A sus 37 años, el mejicano Manolo Caro es conocido por el culebrón con ribetes cómicos La Casa de las flores. Durante tres temporadas, entre 2018 y 2020, este director y guionista ejerció de tramoyista de una de esas ficciones denominadas placeres culpables. Sin embargo, por su anterior producción no consiguió ni siquiera ese generosa consideración. En Érase una vez… pero ya no, lo peor no era el título, ni siquiera Sebastian Yatra como protagonista, sino todo lo demás. Un guión ridículo que mezclaba fantasía, romance y erotismo con muy poca gracia y talento.
Sagrada familia pretende venderse como una redención de su creador, pero no lo es. Este retrato familiar se presenta como moderno, atrevido y complejo. Un tratado sobre la maternidad, según «ellos». Y con ese perfil hemos tenido muchas joyas en el cine español reciente (Cinco lobitos, Alcarrás, La maternal). La serie de Manolo Caro no entra en esa demarcación ni a nada que se le parezca. Cuenta, eso sí, con un diseño de producción vistoso, con mucho colorido intenso almodovariano, y una actriz estupenda como Nawja Nimry, o tan eficiente como Macarena Gómez.

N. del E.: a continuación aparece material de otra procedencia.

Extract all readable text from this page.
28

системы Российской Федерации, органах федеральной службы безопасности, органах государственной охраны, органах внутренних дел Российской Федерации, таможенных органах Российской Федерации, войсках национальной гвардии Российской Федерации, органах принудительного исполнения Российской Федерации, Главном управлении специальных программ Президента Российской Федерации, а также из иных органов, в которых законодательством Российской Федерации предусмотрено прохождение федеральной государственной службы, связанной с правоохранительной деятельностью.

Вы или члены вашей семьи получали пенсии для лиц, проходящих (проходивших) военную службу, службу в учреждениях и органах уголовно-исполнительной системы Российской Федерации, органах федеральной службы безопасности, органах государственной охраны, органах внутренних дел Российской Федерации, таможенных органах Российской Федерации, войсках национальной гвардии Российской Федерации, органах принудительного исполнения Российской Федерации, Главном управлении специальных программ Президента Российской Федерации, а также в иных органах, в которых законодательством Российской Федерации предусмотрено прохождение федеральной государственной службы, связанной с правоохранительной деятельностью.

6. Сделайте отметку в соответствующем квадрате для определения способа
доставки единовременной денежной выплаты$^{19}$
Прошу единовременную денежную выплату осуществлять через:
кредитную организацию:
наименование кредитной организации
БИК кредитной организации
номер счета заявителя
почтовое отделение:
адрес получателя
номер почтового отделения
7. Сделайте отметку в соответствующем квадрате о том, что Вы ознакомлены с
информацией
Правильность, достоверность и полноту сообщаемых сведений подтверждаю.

Los mecanismos de intriga de la serie no paran de rechinar, empeñados en impactar con personajes impulsivos y giros morbosos, cuantos más mejor. Vueltas y vueltas de secretos traumáticos que salen a la luz entre pasiones desatadas y comportamientos irracionales. Un auténtico torbellino que termina por ser tan tramposo y rutinario pero, eso sí, declamado con una solemnidad como si hubiese sido escrito por Chejov o Shakespeare, en una voz en off introductoria en cada capítulo que resulta involuntariamente cómica.
No faltan metáforas evidentes solapadas de manera esperpéntica (la grieta, las vidrieras, la Sagrada familia, la Venus de Windelorf, la «Tesis» de Amenábar), combinadas con escenas de sexo de un detallismo casi pornográfico. Vamos, que lo tiene todo la criatura.